For some time the people relied on each other and this instilled in them a tenderness. They regained something they had lost along the way. The floodwater destroyed, but it had also purified - it rectified and gave new life. It awoke the towns from their slumber. When the waters receded, left in the wake was the battered and stable raft bound by community - floating on.
But as time passed and the towns recovered, this feeling dwindled and the people fell back into their old ways. The blinds were drawn closed again and the edges of the closed off windows glowed with the light of television sets. The streets were silent and empty and the gas stations lonely and transient. Greetings became meek, and then they were murmurs, and then there were no greetings at all and the sense that one lived their life separate and alone pervaded the towns. The feeling of some shared fate, the bond built from tragedy was gone. Just as the sea had rushed across the streets months ago, now the deafening silence swept across them again.
Is this our nature - to remember and forget?
To remember and forget again?
Like a circle.
If memory has a shape it’s a spiral. It’s a great procession moving through space and time. We tell stories that spiral upward from the foundation, stories that are passed up, re-crafted, reanimated and carried forth - carried forth so that we do not forget.
Seven days after the storm had passed, my Grandfather and I drove to his home in Lavallette, NJ. As we drove down 35, I saw the destruction - the shops and homes, one after another, wasted along the road.
On the beach were couches and dining chairs, lamps and picture frames, artifacts of the most intimate gathering spaces of family life scattered like tombstones half buried in the sand. On the water’s edge I watched my Grandfather and his great sadness. He was not mad. He did not curse the sea. But I swear he was holding in tears, damned if they should join the mass of ocean before him.
Seven years later I sat on the same beach. Time had passed and life had been restored. Behind me stood the resurrected homes propped on their stilts like the kin of giants. Families walked across the shore kicking the water up and bathing under the warm sky.

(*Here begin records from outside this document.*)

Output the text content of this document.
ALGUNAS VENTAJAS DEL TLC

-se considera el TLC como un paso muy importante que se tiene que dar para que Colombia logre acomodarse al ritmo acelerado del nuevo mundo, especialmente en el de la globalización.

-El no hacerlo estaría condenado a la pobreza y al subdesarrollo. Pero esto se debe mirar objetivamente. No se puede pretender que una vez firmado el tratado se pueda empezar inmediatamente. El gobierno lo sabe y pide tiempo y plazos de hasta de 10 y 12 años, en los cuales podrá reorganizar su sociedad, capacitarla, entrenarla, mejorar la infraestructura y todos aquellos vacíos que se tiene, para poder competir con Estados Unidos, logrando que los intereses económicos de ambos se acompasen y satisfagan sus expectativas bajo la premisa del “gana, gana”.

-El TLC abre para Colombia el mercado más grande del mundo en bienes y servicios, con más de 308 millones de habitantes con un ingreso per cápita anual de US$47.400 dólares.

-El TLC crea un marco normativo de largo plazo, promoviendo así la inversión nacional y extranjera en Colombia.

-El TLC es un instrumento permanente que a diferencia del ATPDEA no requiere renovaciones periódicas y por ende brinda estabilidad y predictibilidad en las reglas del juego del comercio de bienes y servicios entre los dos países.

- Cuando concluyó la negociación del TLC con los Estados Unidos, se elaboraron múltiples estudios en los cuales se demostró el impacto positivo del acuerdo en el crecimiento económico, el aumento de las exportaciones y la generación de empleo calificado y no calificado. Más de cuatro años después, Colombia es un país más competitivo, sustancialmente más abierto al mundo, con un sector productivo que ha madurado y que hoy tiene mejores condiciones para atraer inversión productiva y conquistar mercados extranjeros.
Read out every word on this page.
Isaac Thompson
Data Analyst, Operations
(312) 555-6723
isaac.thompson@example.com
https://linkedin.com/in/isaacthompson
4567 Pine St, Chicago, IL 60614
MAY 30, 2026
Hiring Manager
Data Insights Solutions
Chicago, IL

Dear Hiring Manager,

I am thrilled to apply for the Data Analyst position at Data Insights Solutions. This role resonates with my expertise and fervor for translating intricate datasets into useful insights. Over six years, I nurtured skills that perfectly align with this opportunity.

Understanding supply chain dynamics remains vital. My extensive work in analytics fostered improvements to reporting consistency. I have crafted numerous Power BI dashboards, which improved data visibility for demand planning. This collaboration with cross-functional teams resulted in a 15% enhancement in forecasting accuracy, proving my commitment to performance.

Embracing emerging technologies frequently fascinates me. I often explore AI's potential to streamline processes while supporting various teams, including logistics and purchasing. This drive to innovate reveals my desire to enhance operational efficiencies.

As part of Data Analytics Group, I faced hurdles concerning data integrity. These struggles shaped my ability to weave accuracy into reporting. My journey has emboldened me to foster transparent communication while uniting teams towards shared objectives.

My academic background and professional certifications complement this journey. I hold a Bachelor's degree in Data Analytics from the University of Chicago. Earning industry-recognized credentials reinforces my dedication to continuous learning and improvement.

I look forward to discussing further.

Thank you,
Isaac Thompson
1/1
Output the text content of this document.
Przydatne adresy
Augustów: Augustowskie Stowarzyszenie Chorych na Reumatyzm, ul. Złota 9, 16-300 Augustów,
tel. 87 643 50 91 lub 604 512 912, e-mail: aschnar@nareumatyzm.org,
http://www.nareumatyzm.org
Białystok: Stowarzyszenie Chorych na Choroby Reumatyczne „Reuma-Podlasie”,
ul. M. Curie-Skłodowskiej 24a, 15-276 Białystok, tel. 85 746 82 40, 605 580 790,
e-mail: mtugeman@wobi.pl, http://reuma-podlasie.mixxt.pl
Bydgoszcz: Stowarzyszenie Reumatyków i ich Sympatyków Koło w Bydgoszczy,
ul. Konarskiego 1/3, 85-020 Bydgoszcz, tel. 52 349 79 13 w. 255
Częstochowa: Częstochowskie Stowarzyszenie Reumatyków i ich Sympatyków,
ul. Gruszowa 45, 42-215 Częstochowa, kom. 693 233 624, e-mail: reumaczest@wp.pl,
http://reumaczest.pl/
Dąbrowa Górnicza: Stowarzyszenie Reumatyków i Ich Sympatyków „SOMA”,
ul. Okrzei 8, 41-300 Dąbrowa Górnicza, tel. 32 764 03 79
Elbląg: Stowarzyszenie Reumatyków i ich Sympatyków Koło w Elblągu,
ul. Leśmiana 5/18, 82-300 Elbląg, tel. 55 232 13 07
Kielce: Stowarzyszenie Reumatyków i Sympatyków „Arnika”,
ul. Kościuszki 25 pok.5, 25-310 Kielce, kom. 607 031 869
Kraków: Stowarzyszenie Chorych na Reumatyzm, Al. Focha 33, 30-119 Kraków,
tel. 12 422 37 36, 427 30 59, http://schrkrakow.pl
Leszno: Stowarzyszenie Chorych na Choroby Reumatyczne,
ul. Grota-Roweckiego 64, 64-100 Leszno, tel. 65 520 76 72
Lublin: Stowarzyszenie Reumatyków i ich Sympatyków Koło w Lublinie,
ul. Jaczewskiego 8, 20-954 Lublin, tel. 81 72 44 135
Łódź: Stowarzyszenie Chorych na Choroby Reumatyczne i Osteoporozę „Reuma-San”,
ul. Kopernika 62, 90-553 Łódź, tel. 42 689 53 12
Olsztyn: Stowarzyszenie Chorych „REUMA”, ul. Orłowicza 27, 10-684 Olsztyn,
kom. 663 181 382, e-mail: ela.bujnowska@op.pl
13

It was hard to exist here without being reminded of my childhood. The memories came in waves - my Grandfather’s old transistor radio broadcasting a baseball game, the smell of propane grills being fired up, teenagers loitering in the road at dusk, their laughter traveling on the warm night, the sound of the ocean through the bedroom window, my brother and I casting shadows on the walls because we could not sleep. They were all signals of safety and comfort. They all felt like photographs, picked up and placed outside of time.
I left the beach and walked down the road past the rows of altered structures. My eyes scanned for the familiar. As a boy I had always loved the neighbor’s house. It was a small, modest home like ours, but it was painted a peach color, with vibrant flamingo shutters. The flamingo house. I looked at it now. It was different. Painted a dark green. A crushing insult to the vibrant color of my youth. But I stood there seeing it for what it once was and would always be to me.
There will be a child who grows up among the backdrop of dark green. Who comes to rely on it - who comes to know themself among its image. And one day, if they are lucky, they will see that someone has gone and painted over it, painted over the image of their likeness. And they too will feel a violent pang in their chest. A stubborn realization. That all is but a passing shade. That time is a thin veil between us.